Portanto, sob este ponto de vista, a atividade noética é uma atividade essencial à alma. Ela opera no cérebro enquanto razão e, simultaneamente, opera no coração enquanto nous. Em outras palavras, o mesmo órgão, o nous, reza incessantemente no coração enquanto, por exemplo, pensa em problemas matemáticos no cérebro.

É importante notar que há uma diferença terminológica entre São Paulo e os Padres. O que São Paulo chama de nous é o que os Padres chamam de dianoia. Quando o Apóstolo Paulo afirma Orarei com o espírito [1], ele quer dizer o mesmo que os Padres quando afirmam Orarei com o nous. E quando ele afirma Orarei com o nous, ele quer dizer Orarei com o intelecto (dianoia). Quando os Padres usam nous, o Apóstolo Paulo usa “espírito”. Quando ele afirma Orarei com o nous, orarei com o espírito ou quando afirma Cantarei com o nous, cantarei com o espírito, e quando afirma o Espírito de Deus testifica com nosso espírito [2], ele usa a palavra “espírito” para se referir àquilo que os Padres chamam de nous. E com a palavra nous, ele quer dizer intelecto ou razão.

Na frase o Espírito de Deus testifica com nosso espírito, São Paulo fala de dois espíritos: o Espírito de Deus e o espírito humano. Por uma estranha conjunção de circunstâncias, o que São Paulo quis dizer com espírito humano, mais tarde, durante os tempos de São Macário do Egito, reapareceu com o nome de nous, e somente as palavras logos e dianoia continuaram a significar a habilidade racional do homem. E foi assim que o nous passou a ser identificado com o espírito, isto é, com o coração, já que, de acordo com São Paulo, o coração é onde está situado o espírito do homem. [3]

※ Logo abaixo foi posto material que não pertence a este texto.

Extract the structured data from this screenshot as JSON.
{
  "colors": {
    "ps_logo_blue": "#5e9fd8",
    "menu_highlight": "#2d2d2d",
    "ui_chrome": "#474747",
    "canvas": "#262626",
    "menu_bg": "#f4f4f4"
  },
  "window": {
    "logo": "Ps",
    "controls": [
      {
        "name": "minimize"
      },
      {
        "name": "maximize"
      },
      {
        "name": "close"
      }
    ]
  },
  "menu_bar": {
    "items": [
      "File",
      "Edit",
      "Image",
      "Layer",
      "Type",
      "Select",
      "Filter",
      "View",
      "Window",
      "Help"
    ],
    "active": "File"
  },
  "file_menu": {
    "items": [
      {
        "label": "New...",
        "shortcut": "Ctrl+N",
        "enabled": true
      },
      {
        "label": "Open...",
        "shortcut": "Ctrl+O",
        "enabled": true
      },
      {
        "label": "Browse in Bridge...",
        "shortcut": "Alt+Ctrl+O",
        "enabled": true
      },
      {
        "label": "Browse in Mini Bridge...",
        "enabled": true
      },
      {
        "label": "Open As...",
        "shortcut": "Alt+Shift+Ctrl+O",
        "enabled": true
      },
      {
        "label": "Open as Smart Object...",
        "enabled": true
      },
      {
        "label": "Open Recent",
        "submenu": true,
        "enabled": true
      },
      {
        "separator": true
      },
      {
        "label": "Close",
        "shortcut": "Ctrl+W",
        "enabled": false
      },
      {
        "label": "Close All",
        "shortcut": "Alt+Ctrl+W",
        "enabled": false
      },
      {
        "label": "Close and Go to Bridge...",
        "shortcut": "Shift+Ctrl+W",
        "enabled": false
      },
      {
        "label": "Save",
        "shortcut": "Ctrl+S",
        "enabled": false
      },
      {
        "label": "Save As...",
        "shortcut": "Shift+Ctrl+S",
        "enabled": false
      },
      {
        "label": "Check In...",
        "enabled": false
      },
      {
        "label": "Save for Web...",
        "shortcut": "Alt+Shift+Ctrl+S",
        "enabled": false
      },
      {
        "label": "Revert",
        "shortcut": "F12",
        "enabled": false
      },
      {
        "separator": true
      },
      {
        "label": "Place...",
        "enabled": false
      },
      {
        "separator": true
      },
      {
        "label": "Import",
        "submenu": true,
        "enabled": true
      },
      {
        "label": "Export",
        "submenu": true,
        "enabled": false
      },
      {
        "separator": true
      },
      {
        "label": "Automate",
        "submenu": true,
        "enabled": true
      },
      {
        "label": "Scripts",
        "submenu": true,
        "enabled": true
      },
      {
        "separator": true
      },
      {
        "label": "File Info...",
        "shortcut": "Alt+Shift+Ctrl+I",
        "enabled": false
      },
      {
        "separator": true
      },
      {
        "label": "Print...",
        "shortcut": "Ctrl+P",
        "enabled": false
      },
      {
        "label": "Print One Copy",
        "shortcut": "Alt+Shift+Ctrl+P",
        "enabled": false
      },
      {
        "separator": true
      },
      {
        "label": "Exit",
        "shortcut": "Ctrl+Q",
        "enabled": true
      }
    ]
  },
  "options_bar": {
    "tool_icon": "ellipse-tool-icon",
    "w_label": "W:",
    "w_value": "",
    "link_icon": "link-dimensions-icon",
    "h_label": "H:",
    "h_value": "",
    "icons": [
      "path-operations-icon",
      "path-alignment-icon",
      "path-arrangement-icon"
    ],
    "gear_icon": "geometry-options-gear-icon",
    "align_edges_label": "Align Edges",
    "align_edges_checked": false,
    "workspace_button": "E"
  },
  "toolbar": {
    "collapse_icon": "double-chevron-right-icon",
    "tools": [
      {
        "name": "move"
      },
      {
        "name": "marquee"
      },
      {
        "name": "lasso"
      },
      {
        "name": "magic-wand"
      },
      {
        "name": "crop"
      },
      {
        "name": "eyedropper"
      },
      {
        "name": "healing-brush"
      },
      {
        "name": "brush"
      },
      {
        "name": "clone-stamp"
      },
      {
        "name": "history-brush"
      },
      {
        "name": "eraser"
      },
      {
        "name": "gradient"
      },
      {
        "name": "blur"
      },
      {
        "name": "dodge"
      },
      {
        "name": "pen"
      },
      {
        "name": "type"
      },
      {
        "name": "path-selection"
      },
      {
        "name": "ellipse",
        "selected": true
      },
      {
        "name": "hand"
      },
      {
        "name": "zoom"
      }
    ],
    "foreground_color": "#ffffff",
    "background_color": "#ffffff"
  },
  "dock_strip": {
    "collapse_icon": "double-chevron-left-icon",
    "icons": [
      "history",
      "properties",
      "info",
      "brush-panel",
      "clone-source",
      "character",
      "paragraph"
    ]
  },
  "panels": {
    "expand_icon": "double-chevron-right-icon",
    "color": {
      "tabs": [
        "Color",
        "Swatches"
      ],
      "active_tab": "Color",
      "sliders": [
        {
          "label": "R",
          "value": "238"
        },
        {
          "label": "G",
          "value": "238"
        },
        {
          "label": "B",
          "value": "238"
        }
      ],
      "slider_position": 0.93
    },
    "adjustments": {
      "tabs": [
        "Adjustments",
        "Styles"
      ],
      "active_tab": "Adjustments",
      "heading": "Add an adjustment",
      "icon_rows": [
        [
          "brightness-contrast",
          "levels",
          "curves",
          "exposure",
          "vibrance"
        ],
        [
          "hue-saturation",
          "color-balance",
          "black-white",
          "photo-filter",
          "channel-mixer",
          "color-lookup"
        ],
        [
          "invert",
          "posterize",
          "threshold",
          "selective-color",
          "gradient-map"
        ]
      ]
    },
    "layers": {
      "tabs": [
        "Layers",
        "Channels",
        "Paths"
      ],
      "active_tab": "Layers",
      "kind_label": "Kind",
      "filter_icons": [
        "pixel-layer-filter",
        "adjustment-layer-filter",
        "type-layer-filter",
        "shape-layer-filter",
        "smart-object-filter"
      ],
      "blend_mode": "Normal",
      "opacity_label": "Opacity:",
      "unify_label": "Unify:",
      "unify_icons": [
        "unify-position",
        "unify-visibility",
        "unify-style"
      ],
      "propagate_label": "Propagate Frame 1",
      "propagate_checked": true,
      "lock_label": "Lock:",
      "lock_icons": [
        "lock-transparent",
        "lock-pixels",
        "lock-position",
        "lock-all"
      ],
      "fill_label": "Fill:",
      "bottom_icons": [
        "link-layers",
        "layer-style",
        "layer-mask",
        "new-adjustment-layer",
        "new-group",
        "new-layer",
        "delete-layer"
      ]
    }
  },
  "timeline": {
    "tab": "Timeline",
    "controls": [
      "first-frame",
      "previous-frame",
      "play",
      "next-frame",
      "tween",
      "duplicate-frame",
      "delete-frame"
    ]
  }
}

Assim, segundo o Apóstolo Paulo, a adoração racional ou lógica ocorre por meio do nous (isto é, razão ou intelecto) enquanto a oração noética ocorre por meio do espírito, isto é, por meio da oração espiritual ou oração do coração. [4] Portanto, quando o Apóstolo Paulo afirma eu prefiro falar cinco palavras com meu nous, para que possa também instruir os outros, do que dez mil palavras com minha língua, [5] ele quer dizer que prefere falar cinco palavras, ou seja, falar pouco, para que outros sejam instruídos, do que orar noeticamente. Alguns monges interpretam as cinco palavras de São Paulo como sendo a Oração de Jesus [6], mas, aqui, o Apóstolo está na verdade se referindo às palavras usadas para instruir os outros. [7] Ora, como é possível ocorrer catequese com orações noéticas, já que tais orações são interiores e ninguém ao redor conseguiria ouvi-las? Porém, a catequese é possível, sim, com ensinamentos e adorações convincentes e racionais. Ensinamos e falamos usando a razão, que é o método que as pessoas usam para se comunicarem umas com as outras. [8]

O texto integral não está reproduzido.